Son père, qui avait le titre de "Père Divin" ou "Divin Père" est officier supérieur de l'armée Égyptienne, surintendant aux chevaux du Roi. La fonction de "Père Divin" reste délicate à définir. Il semblerait que ce titre désigne le beau-père du Roi. Mais cette explication est encore très incertaine. Youya était probablement un noble Égyptien indigène contrairement à ce qui à longtemps été supposé dans le passé où quelques spécialistes avaient avancé qu'il était de descendance asiatique, se basant sur les nombreuses différentes épellations de son nom. Par sa famille paternelle il est supposé un lien de parenté avec la Reine Moutemouia, une des épouses de son beau-père Thoutmôsis IV (1401-1390).
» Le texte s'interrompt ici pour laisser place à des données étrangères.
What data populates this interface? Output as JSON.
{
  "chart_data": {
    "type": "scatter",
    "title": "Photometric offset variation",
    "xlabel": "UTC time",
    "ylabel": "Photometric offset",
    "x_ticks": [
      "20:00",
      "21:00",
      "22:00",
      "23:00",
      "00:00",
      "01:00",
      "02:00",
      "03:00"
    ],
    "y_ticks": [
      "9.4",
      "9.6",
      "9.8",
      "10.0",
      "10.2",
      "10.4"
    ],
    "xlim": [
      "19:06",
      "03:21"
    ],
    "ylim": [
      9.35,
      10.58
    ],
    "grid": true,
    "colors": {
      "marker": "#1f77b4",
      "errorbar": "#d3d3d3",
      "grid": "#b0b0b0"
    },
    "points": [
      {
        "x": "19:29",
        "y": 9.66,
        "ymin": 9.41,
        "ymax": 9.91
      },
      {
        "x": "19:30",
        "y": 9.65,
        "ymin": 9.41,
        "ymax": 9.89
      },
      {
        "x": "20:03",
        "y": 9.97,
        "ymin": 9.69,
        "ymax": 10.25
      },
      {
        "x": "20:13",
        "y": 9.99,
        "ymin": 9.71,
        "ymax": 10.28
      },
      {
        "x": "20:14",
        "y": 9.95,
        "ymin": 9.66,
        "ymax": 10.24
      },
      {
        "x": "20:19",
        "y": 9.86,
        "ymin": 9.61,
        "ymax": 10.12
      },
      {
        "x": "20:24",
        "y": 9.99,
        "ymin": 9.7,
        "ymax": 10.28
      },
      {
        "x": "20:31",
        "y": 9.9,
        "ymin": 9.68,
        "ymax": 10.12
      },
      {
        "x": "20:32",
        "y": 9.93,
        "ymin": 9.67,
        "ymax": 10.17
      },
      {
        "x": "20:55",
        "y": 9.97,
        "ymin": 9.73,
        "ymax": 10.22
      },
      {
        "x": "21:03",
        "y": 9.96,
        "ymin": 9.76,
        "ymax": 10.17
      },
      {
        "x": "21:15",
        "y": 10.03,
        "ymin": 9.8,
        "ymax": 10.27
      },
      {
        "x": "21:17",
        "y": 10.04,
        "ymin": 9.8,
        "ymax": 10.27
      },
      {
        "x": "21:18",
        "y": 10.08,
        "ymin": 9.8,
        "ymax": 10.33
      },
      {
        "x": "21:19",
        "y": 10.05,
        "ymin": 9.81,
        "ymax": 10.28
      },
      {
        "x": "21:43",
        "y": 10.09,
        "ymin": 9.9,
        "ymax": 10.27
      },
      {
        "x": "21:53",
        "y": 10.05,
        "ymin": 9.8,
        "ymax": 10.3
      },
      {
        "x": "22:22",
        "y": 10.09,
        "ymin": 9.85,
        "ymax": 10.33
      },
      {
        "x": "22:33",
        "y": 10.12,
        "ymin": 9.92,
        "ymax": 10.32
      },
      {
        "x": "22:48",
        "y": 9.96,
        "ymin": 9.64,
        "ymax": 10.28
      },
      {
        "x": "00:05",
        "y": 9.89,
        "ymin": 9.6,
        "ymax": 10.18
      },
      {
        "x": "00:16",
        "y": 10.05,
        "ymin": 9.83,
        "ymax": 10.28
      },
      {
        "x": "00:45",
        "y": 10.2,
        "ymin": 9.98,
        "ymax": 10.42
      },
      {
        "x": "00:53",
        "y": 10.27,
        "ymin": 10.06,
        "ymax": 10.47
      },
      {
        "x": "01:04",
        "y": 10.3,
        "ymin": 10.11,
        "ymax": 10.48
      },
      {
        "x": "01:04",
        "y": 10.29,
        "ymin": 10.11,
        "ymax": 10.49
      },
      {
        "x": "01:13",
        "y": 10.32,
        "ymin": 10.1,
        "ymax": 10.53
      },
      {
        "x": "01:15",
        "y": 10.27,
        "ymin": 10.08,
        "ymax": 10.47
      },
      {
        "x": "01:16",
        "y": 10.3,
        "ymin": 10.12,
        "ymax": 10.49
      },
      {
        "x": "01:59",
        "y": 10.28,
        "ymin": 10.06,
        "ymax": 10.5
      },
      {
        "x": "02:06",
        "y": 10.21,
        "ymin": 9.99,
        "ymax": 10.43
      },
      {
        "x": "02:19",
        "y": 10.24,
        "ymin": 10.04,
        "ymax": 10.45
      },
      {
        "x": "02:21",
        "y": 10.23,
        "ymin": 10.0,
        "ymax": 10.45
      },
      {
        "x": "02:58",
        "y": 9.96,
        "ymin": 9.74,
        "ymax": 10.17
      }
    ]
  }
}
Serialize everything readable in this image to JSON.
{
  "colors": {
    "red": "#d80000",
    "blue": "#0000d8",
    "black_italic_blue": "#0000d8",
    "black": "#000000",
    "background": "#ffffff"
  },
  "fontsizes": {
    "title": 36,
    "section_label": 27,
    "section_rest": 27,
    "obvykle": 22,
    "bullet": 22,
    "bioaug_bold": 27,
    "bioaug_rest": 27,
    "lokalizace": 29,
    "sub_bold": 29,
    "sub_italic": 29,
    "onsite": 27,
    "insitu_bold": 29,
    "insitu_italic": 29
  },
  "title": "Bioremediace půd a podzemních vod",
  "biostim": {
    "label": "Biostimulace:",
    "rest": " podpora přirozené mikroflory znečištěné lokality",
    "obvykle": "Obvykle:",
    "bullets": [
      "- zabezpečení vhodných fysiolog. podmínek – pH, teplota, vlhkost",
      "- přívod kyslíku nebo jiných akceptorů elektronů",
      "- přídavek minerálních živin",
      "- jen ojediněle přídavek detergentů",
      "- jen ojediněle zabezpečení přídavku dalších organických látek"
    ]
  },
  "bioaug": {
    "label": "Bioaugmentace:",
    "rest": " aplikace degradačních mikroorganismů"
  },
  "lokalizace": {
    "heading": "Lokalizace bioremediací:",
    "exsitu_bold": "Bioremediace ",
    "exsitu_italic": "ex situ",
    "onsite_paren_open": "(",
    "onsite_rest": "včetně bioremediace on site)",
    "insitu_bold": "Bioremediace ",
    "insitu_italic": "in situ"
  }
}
Nous ne savons pas grand chose de l'enfance de Tiyi I. Quelques spécialistes pensent qu'elle la passe peut-être à Memphis ou à Héliopolis. Certains égyptologues ont émis l'hypothèse que Tiyi I serait d'origine Nubienne en se basant sur l'aspect des momies des ses parents.
Son histoire
Le début de l'histoire de Tiyi est aussi un mystère. Les spécialistes s'interrogent toujours sur ce qui fait la montée en puissance de la famille de la Reine, puissance si influente que Tiyi épouse en l'an 2 de son règne le Roi Amenhotep III et devient sa Grande Épouse Royale, à a peine douze ans. Pour quelques égyptologues le Roi épouse Tiyi avant son couronnement, alors qu'il n'est que Prince héritier ?. Agnès Cabrol nous dit que ce qui est sur c'est que les époux étaient sans doute jeunes. Tiyi I exercera aussi la fonction de Divine Épouse d'Amon. Pour commémorer le mariage le Roi commande une série de grands scarabées dont le verso retrace l'évènement et que l'on retrouvera dispersés dans tout l'Empire Égyptien. La Reine avait indéniablement une forte personnalité et du caractère, cependant il est difficile d'en dire plus avec certitude sur sa personnalité.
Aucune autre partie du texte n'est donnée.